Kang Chol-Hwan é um jornalista, que conseguiu escapar da Coreia do Norte. Entre os 10 e os 20 anos de idade, viveu no campo de concentração de Yodok. Tudo porque, supostamente, o seu avô cometera um delito político.
Nesse presídio, Kang conheceu um daqueles jogadores, que já se encontrava preso há 12 anos.
Tratava-se de Park Seung-Jin.
Numa fase inicial, o ex-futebolista até não era dos que mais sofria.
Tinha a seu cargo os materiais de construção do campo. Conseguia guardar, para si, algumas ferramentas e certos produtos, que lhe serviam de moeda de troca. Porém, numa ocasião, foi apanhado em flagrante, desviando pregos e cimento. Permaneceu em total isolamento, durante três meses. Nunca mais voltou a desempenhar aquelas funções.

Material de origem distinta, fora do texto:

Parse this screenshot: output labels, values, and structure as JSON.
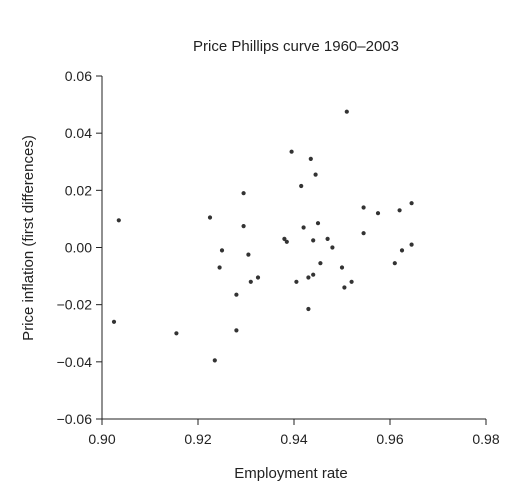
{
  "chart_data": {
    "type": "scatter",
    "title": "Price Phillips curve 1960–2003",
    "xlabel": "Employment rate",
    "ylabel": "Price inflation (first differences)",
    "xlim": [
      0.9,
      0.98
    ],
    "ylim": [
      -0.06,
      0.06
    ],
    "x_ticks": [
      "0.90",
      "0.92",
      "0.94",
      "0.96",
      "0.98"
    ],
    "y_ticks": [
      "−0.06",
      "−0.04",
      "−0.02",
      "0.00",
      "0.02",
      "0.04",
      "0.06"
    ],
    "grid": false,
    "legend": "none",
    "points": [
      {
        "x": 0.9035,
        "y": 0.0095
      },
      {
        "x": 0.9025,
        "y": -0.026
      },
      {
        "x": 0.9155,
        "y": -0.03
      },
      {
        "x": 0.9225,
        "y": 0.0105
      },
      {
        "x": 0.9235,
        "y": -0.0395
      },
      {
        "x": 0.9245,
        "y": -0.007
      },
      {
        "x": 0.925,
        "y": -0.001
      },
      {
        "x": 0.928,
        "y": -0.0165
      },
      {
        "x": 0.928,
        "y": -0.029
      },
      {
        "x": 0.9295,
        "y": 0.019
      },
      {
        "x": 0.9295,
        "y": 0.0075
      },
      {
        "x": 0.9305,
        "y": -0.0025
      },
      {
        "x": 0.931,
        "y": -0.012
      },
      {
        "x": 0.9325,
        "y": -0.0105
      },
      {
        "x": 0.938,
        "y": 0.003
      },
      {
        "x": 0.9385,
        "y": 0.002
      },
      {
        "x": 0.9395,
        "y": 0.0335
      },
      {
        "x": 0.9405,
        "y": -0.012
      },
      {
        "x": 0.9415,
        "y": 0.0215
      },
      {
        "x": 0.942,
        "y": 0.007
      },
      {
        "x": 0.943,
        "y": -0.0105
      },
      {
        "x": 0.943,
        "y": -0.0215
      },
      {
        "x": 0.9435,
        "y": 0.031
      },
      {
        "x": 0.944,
        "y": 0.0025
      },
      {
        "x": 0.944,
        "y": -0.0095
      },
      {
        "x": 0.9445,
        "y": 0.0255
      },
      {
        "x": 0.945,
        "y": 0.0085
      },
      {
        "x": 0.9455,
        "y": -0.0055
      },
      {
        "x": 0.947,
        "y": 0.003
      },
      {
        "x": 0.948,
        "y": 0.0
      },
      {
        "x": 0.95,
        "y": -0.007
      },
      {
        "x": 0.9505,
        "y": -0.014
      },
      {
        "x": 0.951,
        "y": 0.0475
      },
      {
        "x": 0.952,
        "y": -0.012
      },
      {
        "x": 0.9545,
        "y": 0.014
      },
      {
        "x": 0.9545,
        "y": 0.005
      },
      {
        "x": 0.9575,
        "y": 0.012
      },
      {
        "x": 0.961,
        "y": -0.0055
      },
      {
        "x": 0.962,
        "y": 0.013
      },
      {
        "x": 0.9625,
        "y": -0.001
      },
      {
        "x": 0.9645,
        "y": 0.0155
      },
      {
        "x": 0.9645,
        "y": 0.001
      }
    ]
  }
}
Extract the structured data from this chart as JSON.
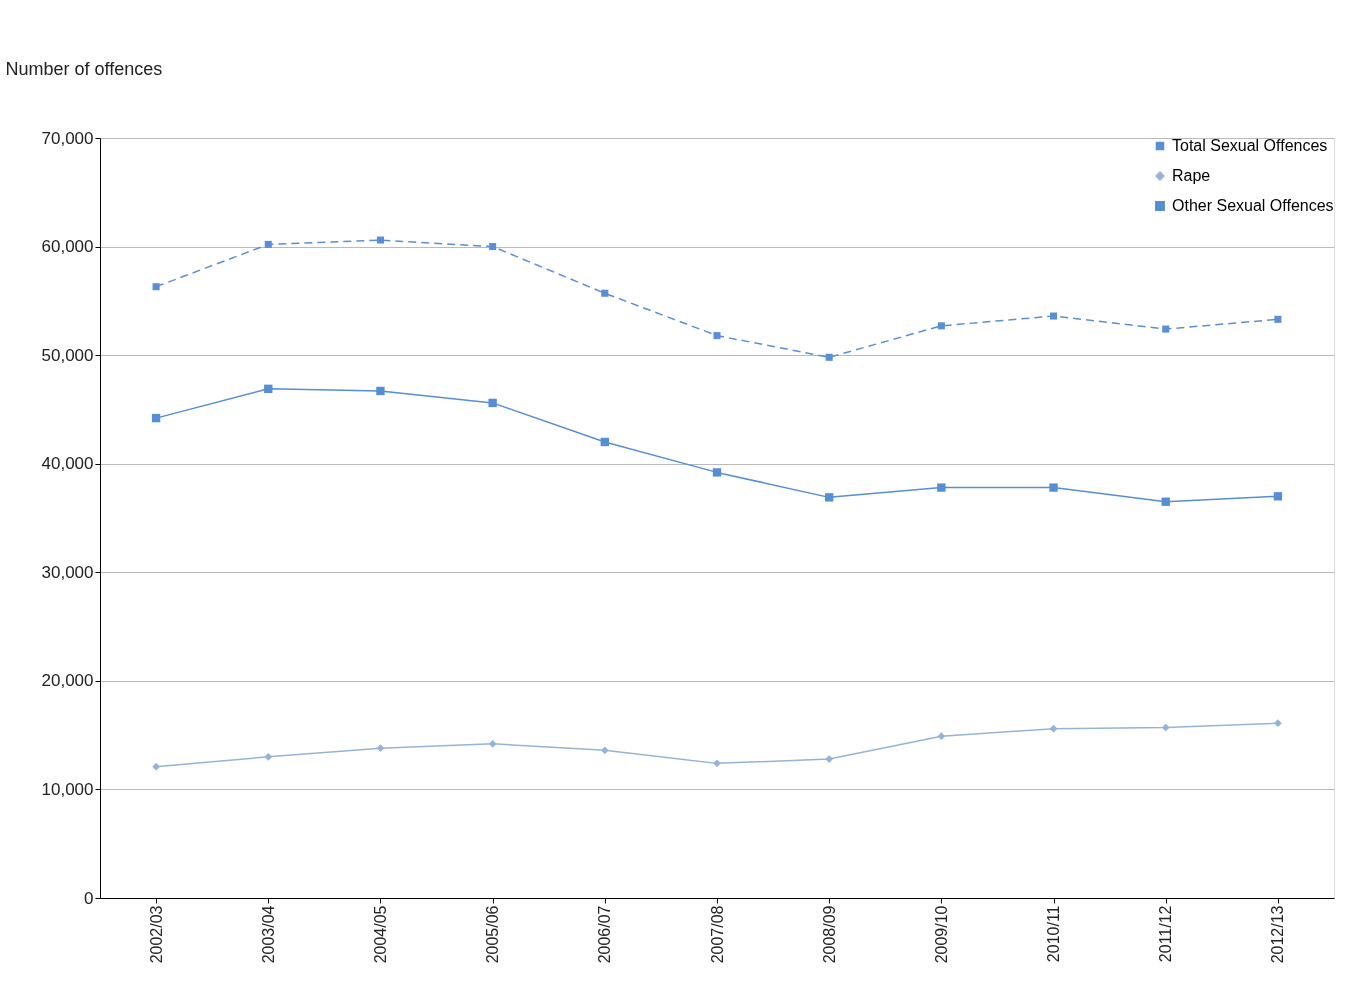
{
  "chart_data": {
    "type": "line",
    "ylabel": "Number of offences",
    "categories": [
      "2002/03",
      "2003/04",
      "2004/05",
      "2005/06",
      "2006/07",
      "2007/08",
      "2008/09",
      "2009/10",
      "2010/11",
      "2011/12",
      "2012/13"
    ],
    "series": [
      {
        "name": "Total Sexual Offences",
        "color": "#5a8fd6",
        "marker": "square",
        "line_style": "dashed",
        "values": [
          56300,
          60200,
          60600,
          60000,
          55700,
          51800,
          49800,
          52700,
          53600,
          52400,
          53300
        ]
      },
      {
        "name": "Rape",
        "color": "#95b3d7",
        "marker": "diamond",
        "line_style": "solid",
        "values": [
          12100,
          13000,
          13800,
          14200,
          13600,
          12400,
          12800,
          14900,
          15600,
          15700,
          16100
        ]
      },
      {
        "name": "Other Sexual Offences",
        "color": "#558ed5",
        "marker": "square",
        "line_style": "solid",
        "values": [
          44200,
          46900,
          46700,
          45600,
          42000,
          39200,
          36900,
          37800,
          37800,
          36500,
          37000
        ]
      }
    ],
    "ylim": [
      0,
      70000
    ],
    "yticks": [
      0,
      {
        "value": 10000,
        "label": "10,000"
      },
      {
        "value": 20000,
        "label": "20,000"
      },
      {
        "value": 30000,
        "label": "30,000"
      },
      {
        "value": 40000,
        "label": "40,000"
      },
      {
        "value": 50000,
        "label": "50,000"
      },
      {
        "value": 60000,
        "label": "60,000"
      },
      {
        "value": 70000,
        "label": "70,000"
      }
    ],
    "grid": "y",
    "legend": "top right"
  }
}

Passou a sobreviver alimentando-se de insectos. A sua alcunha era Barata, um dos bichos que faziam parte da sua nutrição.
Este impressionante relato consta do livro “Os Aquários de Pyongyang”, escrito pelo mencionado jornalista.
Quando o autor da obra foi libertado de Yodok, em 1988, o antigo desportista ainda permanecia lá preso.
ÁFRICA DO SUL
Em 21 de Junho, na África do Sul, o Campeonato do Mundo proporcionará um reencontro entre as selecções de Portugal e da Coreia do Norte.
O regime da Coreia do Norte em nada mudou.
Apesar de ter morrido em 1994, Kim Il-Sung ainda é oficialmente o Presidente Eterno da República Democrática Popular da Coreia. Seu filho, Kim Jong-Il, assume o cargo de Líder Supremo.
Texto e imagens publicados em 06-12-2009
no "Aqui e Agora"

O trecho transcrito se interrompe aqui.